Several types of genetic abnormality can occur during tumorigenesis. The main categories of abnormalities are point mutations, fusion genes and copy number changes. Point mutations are single changes in the sequence of nucleotides in DNA and can be germline, i.e. inherited from a parent and accordingly present in every cell in the body, or somatic, i.e. acquired at some point during life and affecting only the tumour cells. Deletions and insertions (indels) of nucleotides result in a frameshift mutation. Examples include TP53 tumour suppressor gene mutations, causing production of an abnormal p53 protein that lacks suppressor function; and mutation of the KIT gene, causing ligand-independent activation of a growth factor receptor. Fusion genes may be formed by several mechanisms, including translocations and deletions. The translocation t(14:18) in follicular lymphoma results in juxtaposition of the anti-apoptotic BCL2 to a regulatory region of an immunoglobulin heavy chain gene, with subsequent bcl-2 overexpression. Fusion genes can result from various chromosomal changes, e.g. TMPRSS2-ERG gene fusion in prostate adenocarcinoma can occur as a result of a chromosomal deletion and causes abnormal oncogenic activation of ERG.

Gene amplification refers to an increase in copy number, resulting in overexpression of the gene, and can variably result from abnormalities in DNA replication, chromosomal structure or telomeres. An example is HER2 amplification, resulting in overexpression of the growth factor in carcinomas of breast and stomach.

These many types of abnormality in the genome may ultimately interfere with the function of proteins involved in regulatory processes: TP53 and KRAS mutations (Figure S11.1) are among the most common. Genetic changes can disrupt various pathways, including signal transduction (e.g. various growth factors and growth factor receptors, intracellular components such as RAS genes, APC gene), cell cycle regulators (e.g. p16RB), DNA repair pathways (e.g. MMR genes, BRCA1 mutations in breast carcinoma) and apoptosis (e.g. BCL2, an inhibitor of apoptosis).

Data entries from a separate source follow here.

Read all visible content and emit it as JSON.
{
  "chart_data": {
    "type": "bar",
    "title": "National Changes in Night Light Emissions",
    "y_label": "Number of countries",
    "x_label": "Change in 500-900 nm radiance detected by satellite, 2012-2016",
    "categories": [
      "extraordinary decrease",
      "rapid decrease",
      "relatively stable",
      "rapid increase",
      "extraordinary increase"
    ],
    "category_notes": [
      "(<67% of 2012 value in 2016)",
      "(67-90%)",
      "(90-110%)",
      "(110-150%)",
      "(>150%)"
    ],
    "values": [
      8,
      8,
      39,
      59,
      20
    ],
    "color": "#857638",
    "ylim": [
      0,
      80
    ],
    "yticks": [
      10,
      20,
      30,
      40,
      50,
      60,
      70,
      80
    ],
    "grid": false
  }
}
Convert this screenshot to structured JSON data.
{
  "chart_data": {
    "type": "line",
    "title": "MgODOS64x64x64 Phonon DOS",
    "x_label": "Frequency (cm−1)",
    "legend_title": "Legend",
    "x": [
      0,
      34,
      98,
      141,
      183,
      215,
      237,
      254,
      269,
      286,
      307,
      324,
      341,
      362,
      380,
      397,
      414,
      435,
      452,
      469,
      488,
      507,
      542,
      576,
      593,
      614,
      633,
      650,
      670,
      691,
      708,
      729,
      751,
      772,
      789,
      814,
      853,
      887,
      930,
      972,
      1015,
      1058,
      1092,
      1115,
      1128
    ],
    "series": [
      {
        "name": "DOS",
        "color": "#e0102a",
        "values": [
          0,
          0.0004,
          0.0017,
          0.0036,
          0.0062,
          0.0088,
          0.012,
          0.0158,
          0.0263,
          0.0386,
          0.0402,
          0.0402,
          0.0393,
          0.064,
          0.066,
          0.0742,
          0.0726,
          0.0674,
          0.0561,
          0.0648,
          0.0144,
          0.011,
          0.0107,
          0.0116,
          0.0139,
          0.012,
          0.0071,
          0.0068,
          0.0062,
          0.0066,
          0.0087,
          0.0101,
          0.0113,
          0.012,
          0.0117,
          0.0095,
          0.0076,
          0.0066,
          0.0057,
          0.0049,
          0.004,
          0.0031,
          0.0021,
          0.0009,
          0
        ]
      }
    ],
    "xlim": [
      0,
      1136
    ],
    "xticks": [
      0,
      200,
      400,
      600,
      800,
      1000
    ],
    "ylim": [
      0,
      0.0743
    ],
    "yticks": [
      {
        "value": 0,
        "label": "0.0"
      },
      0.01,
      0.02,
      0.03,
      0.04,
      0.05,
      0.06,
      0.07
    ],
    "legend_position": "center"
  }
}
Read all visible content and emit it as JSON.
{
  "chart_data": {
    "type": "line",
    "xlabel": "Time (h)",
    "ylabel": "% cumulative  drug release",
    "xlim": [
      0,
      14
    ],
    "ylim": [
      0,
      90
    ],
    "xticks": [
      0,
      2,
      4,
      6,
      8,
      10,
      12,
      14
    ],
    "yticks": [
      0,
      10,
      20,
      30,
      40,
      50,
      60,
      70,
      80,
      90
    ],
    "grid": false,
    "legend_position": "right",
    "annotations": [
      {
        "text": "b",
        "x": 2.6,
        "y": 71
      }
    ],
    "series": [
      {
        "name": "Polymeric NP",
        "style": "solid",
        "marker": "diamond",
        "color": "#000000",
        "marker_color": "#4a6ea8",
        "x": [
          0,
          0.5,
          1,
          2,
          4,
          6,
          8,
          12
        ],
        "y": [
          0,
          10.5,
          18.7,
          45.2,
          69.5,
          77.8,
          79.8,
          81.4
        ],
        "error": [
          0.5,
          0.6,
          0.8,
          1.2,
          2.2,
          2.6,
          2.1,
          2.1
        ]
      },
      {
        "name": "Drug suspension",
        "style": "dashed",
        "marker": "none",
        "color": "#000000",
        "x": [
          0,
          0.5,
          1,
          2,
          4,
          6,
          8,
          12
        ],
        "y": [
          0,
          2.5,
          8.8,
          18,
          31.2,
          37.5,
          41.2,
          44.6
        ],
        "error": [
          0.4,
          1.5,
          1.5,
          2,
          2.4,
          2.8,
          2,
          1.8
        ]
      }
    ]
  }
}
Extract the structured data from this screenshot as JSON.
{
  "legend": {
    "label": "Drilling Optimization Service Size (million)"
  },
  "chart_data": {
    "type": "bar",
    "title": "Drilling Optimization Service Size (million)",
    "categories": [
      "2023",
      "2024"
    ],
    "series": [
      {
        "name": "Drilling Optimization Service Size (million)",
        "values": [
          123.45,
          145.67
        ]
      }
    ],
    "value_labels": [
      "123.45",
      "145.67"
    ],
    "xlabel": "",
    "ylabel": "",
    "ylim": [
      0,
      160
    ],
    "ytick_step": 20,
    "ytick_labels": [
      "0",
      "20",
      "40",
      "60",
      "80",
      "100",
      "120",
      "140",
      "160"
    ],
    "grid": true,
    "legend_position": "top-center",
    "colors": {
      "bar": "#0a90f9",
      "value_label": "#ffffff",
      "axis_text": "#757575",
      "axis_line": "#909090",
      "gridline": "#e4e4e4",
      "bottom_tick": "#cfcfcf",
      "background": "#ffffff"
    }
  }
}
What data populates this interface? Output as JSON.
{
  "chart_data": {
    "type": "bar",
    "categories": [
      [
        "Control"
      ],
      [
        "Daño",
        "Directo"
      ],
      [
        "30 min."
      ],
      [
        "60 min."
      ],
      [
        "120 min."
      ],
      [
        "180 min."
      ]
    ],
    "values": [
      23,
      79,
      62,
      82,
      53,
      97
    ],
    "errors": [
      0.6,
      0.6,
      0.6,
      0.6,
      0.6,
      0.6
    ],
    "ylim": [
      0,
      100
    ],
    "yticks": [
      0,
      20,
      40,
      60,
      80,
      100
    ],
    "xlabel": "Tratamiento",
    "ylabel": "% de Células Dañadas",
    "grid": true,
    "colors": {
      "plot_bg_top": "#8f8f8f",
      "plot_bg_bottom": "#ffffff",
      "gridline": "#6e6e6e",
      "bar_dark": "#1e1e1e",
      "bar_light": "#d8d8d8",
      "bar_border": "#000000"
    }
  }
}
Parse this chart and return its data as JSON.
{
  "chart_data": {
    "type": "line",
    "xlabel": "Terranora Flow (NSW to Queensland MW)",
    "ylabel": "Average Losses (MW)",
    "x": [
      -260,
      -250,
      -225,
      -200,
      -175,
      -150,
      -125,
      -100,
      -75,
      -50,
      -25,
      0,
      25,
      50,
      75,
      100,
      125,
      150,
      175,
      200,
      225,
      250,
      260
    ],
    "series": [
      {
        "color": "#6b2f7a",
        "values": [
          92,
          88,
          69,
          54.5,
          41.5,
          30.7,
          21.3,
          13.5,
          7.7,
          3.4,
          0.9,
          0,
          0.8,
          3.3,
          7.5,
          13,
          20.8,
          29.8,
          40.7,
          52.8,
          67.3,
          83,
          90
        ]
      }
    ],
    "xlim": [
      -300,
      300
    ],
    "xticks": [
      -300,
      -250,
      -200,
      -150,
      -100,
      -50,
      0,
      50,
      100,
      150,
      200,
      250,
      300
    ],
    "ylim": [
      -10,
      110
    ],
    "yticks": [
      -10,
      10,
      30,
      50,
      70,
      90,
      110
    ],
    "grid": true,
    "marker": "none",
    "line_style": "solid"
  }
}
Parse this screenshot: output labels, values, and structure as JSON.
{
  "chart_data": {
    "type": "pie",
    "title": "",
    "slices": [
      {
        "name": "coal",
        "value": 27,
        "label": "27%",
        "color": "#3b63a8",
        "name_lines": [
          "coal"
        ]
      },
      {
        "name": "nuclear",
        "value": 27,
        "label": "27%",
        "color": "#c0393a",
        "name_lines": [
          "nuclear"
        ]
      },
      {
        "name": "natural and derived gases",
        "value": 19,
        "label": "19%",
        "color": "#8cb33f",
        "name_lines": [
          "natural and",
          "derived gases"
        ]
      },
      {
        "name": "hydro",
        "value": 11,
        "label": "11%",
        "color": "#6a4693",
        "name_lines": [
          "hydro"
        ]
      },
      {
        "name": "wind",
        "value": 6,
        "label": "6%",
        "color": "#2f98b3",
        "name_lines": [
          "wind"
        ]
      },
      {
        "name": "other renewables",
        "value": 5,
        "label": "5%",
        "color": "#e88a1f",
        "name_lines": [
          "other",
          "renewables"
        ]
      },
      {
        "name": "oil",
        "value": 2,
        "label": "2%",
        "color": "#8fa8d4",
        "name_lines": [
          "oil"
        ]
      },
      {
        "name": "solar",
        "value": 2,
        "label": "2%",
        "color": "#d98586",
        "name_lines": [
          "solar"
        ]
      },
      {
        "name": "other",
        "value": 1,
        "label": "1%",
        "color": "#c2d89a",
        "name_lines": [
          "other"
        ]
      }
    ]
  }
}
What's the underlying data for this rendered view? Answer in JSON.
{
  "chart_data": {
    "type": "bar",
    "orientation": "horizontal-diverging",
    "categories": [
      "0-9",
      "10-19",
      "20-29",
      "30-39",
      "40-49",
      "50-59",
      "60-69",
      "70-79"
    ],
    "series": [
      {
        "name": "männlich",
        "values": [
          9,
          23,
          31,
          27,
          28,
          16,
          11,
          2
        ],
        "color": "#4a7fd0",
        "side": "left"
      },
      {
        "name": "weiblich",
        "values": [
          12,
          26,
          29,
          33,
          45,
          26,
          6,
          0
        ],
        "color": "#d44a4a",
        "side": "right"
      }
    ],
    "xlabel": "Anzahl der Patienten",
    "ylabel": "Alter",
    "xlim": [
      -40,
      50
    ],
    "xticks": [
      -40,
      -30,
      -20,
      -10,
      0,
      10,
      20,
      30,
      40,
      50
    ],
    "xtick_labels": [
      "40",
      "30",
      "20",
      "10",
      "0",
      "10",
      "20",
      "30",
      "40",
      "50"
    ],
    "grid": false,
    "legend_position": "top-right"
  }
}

DNA MMR genes play a vital role in correcting replication errors and other errors. Abnormalities of MMR genes cause instability of short tandem repeated sequences of DNA known as microsatellites, resulting in MSI. Tumours with this characteristic are MSI-H (high level of MSI). The relevant genes are MLH1, MSH2, MSH6 and PMS2. MSI is a feature of around 15% of CRCs and can result either from a germline mutation in the MMR gene (Lynch syndrome) or, more often, from sporadic methylation of the MLH1 gene (see Mismatch repair gene abnormalities in tumours on page 195 of the textbook).